Um cenário muito bonito até que as transformações da adolescência entram em jogo. O corpo que se transforma, as antigas amizades que não fazem mais tanto sentido e a autoridade dos mais velhos, sinônimo de afronta à liberdade. No meio disso, a relação mais preciosa de sua vida muda: a mãe começa a ditar regras que antes não existiam, comenta que um dia a filha terá a própria casa e as palavras doces se tornam confrontos constantes. As duas se descolam da cumplicidade pregressa.
Esse é o mote principal do romance de estreia de Jamaica Kincaid, “Annie John” (2023), publicado pela primeira vez em 1985. Construído em primeira pessoa, acompanhamos a visão de Annie acerca das tristezas e alegrias acarretadas das mudanças na sua relação com a mãe e com o mundo.

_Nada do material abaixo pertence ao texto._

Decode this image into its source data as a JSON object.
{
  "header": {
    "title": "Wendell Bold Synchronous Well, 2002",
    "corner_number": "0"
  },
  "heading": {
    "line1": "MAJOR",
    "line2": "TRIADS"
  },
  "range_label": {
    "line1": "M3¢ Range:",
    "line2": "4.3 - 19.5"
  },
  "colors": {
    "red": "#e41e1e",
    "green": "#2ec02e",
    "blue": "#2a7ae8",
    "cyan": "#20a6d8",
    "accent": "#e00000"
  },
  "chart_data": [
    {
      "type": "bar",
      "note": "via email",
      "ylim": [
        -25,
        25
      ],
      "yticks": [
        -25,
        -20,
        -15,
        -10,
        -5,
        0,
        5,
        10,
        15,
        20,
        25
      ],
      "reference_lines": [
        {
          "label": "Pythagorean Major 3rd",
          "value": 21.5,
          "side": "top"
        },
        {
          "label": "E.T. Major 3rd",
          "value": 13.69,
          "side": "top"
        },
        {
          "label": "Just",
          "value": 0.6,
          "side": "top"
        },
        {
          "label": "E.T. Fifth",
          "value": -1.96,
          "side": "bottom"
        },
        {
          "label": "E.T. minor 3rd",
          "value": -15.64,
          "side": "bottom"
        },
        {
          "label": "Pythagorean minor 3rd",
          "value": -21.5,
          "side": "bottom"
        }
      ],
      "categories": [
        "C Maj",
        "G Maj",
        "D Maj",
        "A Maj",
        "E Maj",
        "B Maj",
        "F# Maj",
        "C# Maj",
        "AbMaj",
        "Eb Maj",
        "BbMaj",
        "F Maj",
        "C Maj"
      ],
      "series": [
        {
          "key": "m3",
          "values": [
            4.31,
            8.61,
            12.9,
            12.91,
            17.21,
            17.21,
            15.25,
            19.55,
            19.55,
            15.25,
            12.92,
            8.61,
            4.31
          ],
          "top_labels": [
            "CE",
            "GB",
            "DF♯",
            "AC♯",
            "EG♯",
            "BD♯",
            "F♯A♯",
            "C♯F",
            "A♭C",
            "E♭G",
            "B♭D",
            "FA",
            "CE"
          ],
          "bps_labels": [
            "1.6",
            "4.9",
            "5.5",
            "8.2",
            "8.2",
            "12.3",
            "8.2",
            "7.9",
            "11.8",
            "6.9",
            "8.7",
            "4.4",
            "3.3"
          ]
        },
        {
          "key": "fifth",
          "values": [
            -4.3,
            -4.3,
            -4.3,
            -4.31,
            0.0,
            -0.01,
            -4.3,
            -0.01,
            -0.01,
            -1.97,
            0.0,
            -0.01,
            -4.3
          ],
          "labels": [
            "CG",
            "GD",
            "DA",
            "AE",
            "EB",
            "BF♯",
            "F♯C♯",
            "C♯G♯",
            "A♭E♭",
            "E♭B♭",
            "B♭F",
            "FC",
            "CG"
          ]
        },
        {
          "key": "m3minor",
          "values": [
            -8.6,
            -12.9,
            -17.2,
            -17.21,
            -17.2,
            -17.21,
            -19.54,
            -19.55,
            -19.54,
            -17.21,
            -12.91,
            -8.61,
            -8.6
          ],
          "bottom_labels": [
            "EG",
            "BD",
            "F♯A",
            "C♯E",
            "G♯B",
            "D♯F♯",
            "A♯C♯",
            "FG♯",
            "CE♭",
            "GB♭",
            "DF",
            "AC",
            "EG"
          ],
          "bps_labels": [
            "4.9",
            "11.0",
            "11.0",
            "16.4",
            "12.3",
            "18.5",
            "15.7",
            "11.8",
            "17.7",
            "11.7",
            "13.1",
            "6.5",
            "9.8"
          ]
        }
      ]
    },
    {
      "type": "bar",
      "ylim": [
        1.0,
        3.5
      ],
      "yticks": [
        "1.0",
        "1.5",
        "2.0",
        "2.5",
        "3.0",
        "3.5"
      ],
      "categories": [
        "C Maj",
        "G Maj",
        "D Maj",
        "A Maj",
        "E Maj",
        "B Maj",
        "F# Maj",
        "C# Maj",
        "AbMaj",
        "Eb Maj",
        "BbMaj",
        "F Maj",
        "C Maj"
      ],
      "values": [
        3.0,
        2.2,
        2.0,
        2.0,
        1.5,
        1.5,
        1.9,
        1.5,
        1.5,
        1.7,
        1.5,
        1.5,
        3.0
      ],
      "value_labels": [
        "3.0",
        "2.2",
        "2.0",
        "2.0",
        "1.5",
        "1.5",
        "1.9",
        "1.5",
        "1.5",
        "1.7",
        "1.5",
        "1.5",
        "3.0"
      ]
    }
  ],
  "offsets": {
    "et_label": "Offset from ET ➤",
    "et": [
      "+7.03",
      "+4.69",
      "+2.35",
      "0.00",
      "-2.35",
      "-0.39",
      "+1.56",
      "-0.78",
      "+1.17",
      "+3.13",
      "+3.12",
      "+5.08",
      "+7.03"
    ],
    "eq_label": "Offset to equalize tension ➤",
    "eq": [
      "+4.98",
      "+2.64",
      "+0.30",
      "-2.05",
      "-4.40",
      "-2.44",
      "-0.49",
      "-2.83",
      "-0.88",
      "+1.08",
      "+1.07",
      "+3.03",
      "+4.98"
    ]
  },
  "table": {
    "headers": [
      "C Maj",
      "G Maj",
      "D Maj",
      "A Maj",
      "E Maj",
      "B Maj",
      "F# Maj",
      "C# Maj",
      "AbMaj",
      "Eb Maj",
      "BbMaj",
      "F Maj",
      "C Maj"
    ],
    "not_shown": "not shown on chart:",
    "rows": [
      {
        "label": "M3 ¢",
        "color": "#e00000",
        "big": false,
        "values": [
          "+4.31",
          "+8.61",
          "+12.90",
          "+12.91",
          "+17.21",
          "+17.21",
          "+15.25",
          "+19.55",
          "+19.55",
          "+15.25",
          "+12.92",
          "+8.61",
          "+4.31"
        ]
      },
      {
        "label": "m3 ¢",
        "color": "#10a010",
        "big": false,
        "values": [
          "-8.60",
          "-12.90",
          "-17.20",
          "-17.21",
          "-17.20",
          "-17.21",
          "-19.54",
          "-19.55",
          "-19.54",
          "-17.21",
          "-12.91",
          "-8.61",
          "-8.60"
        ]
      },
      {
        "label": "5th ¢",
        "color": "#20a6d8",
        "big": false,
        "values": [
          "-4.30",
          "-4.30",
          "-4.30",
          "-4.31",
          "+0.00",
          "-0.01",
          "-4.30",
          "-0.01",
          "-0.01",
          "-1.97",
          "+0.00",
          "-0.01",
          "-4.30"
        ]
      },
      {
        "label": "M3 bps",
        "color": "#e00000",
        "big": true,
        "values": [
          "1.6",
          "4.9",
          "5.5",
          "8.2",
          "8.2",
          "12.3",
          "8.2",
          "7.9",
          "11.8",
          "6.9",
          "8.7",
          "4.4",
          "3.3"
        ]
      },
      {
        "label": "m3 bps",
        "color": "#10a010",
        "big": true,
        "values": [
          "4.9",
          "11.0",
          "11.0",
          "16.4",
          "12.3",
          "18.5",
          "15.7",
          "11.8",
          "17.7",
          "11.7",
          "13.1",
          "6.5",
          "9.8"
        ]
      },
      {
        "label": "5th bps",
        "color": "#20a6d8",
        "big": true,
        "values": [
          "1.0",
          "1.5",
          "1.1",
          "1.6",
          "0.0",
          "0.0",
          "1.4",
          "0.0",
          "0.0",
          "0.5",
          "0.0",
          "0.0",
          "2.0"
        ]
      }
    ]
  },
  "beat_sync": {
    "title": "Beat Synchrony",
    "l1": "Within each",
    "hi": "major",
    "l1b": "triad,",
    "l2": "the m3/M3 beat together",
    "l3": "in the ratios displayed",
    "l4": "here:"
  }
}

O cenário da obra é a Antígua, anos antes de se livrar completamente da colonização britânica. Assim, a tensão entre Annie e a mãe se relaciona com a tensão entre a tradição local e as influências dos costumes europeus; o antigo e o novo. É o desejo da menina desbravar o mundo enquanto se afasta, com sentimentos ambíguos, daquilo que pra ela já é datado e ultrapassado.
“Annie John” é um romance curto centrado nas vivências da personagem principal. Assim, é impossível não criar carinho por Annie e desejar saber mais sobre as suas aventuras. E é importante destacar que a menina não é nenhuma santa: ela é inteligente, mas soberba; doce, mas também muito malvada; carinhosa e insensível. Justamente por ser assim tão humana, tentando se conhecer e construir uma identidade, que eu me encantei com ela.